Environmental Policy
To address complex environmental problems, sustainability professionals are most effective when they understand not only what needs to be done, but how it might be implemented. This requires an awareness of the processes by which environmental laws, regulations, and policies are designed, implemented, permitted, and enforced at various levels of government. Students in this multidisciplinary focus area will learn from instructors who also work in a range of environmental governance positions, and will come away prepared to apply ecological, political, regulatory, social, and economic lenses to complex issues like climate change, biodiversity, water quality, energy sources, agriculture, and related systems, and most importantly, how to design effective response strategies.
Takeaways
- Understand how we are (and should be) constructing legal regimes and effective political institutions to conserve Earth’s endangered forms of life across multiple levels (ecosystem, landscape, species, population, and genetic diversity).
- Examine U.S. legal and political responses to biodiversity loss, with a focus on the Endangered Species Act, as well as the role of international laws and treaties.
- Review institutional responses to climate change at the international, national, and sub-national levels, including the United Nations Framework Convention on Climate Change, the Kyoto Protocol, and U.S. climate policymaking under the Clean Air Act and state and regional initiatives.
- Analyze the economic, ecological, and social dimensions of food and farming policy on contemporary urban and rural issues, such as climate change, land use and livelihoods, biotechnology, national security and political instability, trade and subsidies, and human health.
Courses
Conservation biologists warn that we are in the midst of a great “extinction crisis,” with millions of species threatened due to habitat destruction, climate change, and other anthropogenic factors.
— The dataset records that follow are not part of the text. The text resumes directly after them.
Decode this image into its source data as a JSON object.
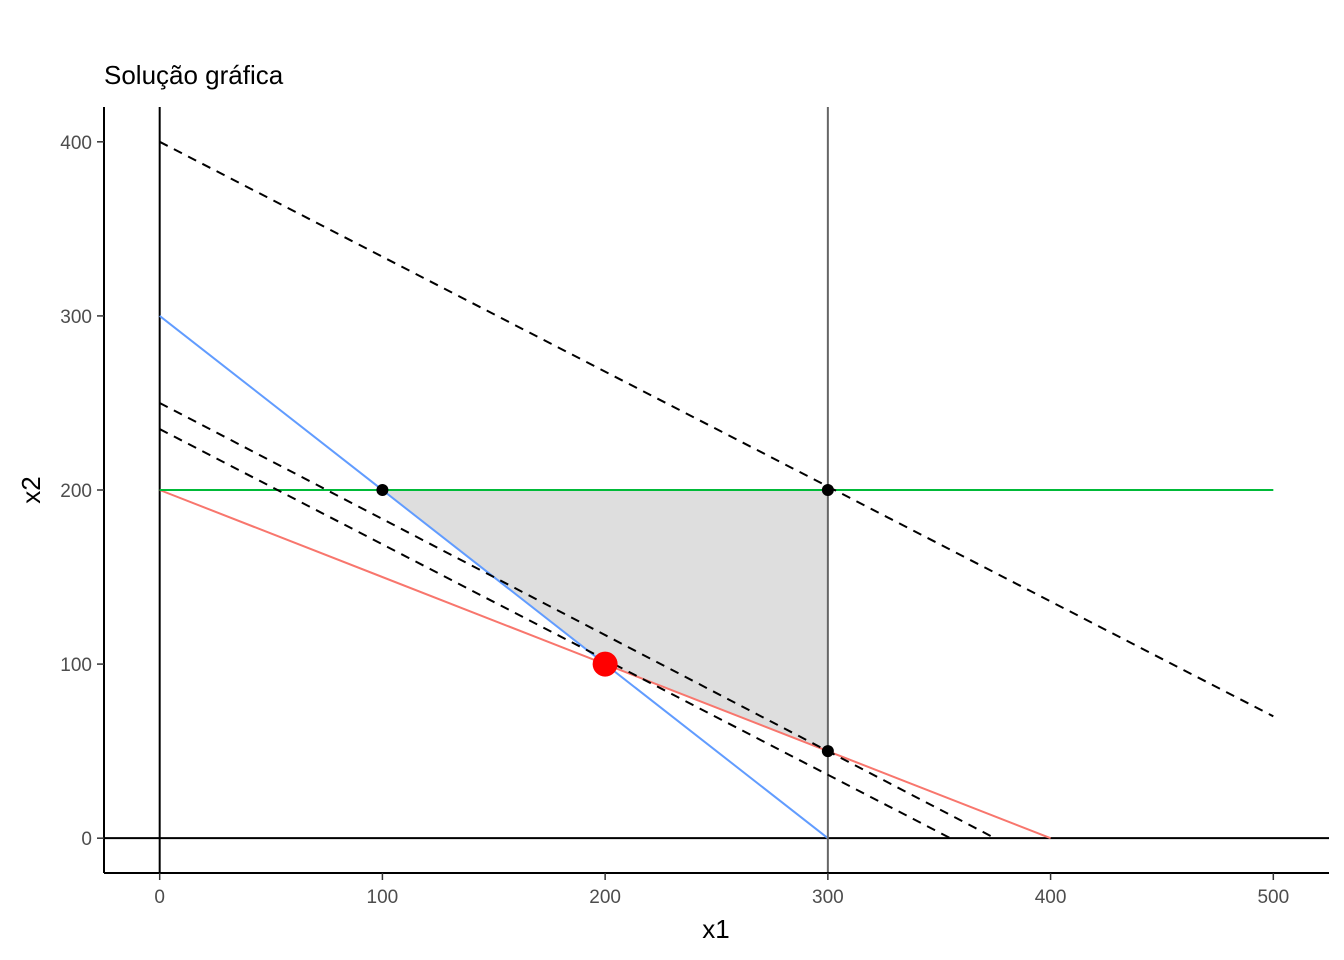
{
  "chart_data": {
    "type": "line",
    "title": "Solução gráfica",
    "xlabel": "x1",
    "ylabel": "x2",
    "xlim": [
      -25,
      525
    ],
    "ylim": [
      -20,
      420
    ],
    "x_ticks": [
      0,
      100,
      200,
      300,
      400,
      500
    ],
    "y_ticks": [
      0,
      100,
      200,
      300,
      400
    ],
    "grid": false,
    "legend": "none",
    "feasible_region": {
      "color": "#dedede",
      "vertices": [
        [
          100,
          200
        ],
        [
          300,
          200
        ],
        [
          300,
          50
        ],
        [
          200,
          100
        ]
      ]
    },
    "series": [
      {
        "points": [
          [
            0,
            300
          ],
          [
            300,
            0
          ]
        ],
        "color": "#619cff",
        "style": "solid"
      },
      {
        "points": [
          [
            0,
            200
          ],
          [
            400,
            0
          ]
        ],
        "color": "#f8766d",
        "style": "solid"
      },
      {
        "points": [
          [
            0,
            200
          ],
          [
            500,
            200
          ]
        ],
        "color": "#00ba38",
        "style": "solid"
      },
      {
        "points": [
          [
            300,
            -20
          ],
          [
            300,
            420
          ]
        ],
        "color": "#666666",
        "style": "solid"
      },
      {
        "points": [
          [
            0,
            400
          ],
          [
            500,
            70
          ]
        ],
        "color": "#000000",
        "style": "dashed"
      },
      {
        "points": [
          [
            0,
            250
          ],
          [
            375,
            0
          ]
        ],
        "color": "#000000",
        "style": "dashed"
      },
      {
        "points": [
          [
            0,
            235
          ],
          [
            355,
            0
          ]
        ],
        "color": "#000000",
        "style": "dashed"
      }
    ],
    "reference_lines": [
      {
        "orientation": "vertical",
        "x": 0,
        "color": "#000000"
      },
      {
        "orientation": "horizontal",
        "y": 0,
        "color": "#000000"
      }
    ],
    "vertex_points": [
      [
        100,
        200
      ],
      [
        300,
        200
      ],
      [
        300,
        50
      ]
    ],
    "optimal_point": {
      "x": 200,
      "y": 100,
      "color": "#ff0000"
    }
  }
}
This course focuses on examining how we are (and should be) constructing legal regimes and effective political institutions to conserve Earth’s endangered forms of life across multiple levels (ecosystem, landscape, species, population, and genetic diversity). We will examine U.S. legal and political responses to biodiversity loss, with a focus on the Endangered Species Act, as well as the role of international law, especially treaty regimes. We will look at how law is(n’t) succeeding in preserving life on Earth, and pay particular attention to the most effective legal practices to conserve biodiversity.
This course focuses on institutional responses to climate change at the international, national, and sub-national levels, including the United Nations Framework Convention on Climate Change, the Kyoto Protocol, and U.S. climate policymaking under the Clean Air Act and state and regional initiatives. Both mitigation and adaptation approaches will be addressed, as well as climate geoengineering.
This course explores the structure of a globalized food landscape, with a focus on public and private decision-makers from government and industry to relief and development organizations. Students analyze the economic, ecological, and social dimensions of food and farming policy on contemporary urban and rural issues, such as climate change, land use and livelihoods, biotechnology, national security and political instability, trade and subsidies, and human health.
Water and marine policy spans a wide range of management applications. In this context, “policy” begins with setting goals and objectives that connect to the laws and regulations established to support these aims. There are commonalities across the globe despite differences based on geography, scale, climate, economics, politics, and other factors. The tension between data-driven science and the compromises inherent in policymaking is also a critical dynamic for all environmental professionals to understand, especially as the Earth’s changing climate is increasingly front and center in virtually all environmental policymaking conversations. This course will use case studies to explore specific aspects of water and marine policy, allowing opportunities for comparing and contrasting policies, laws, and regulations, the factors influencing them, and the outcomes.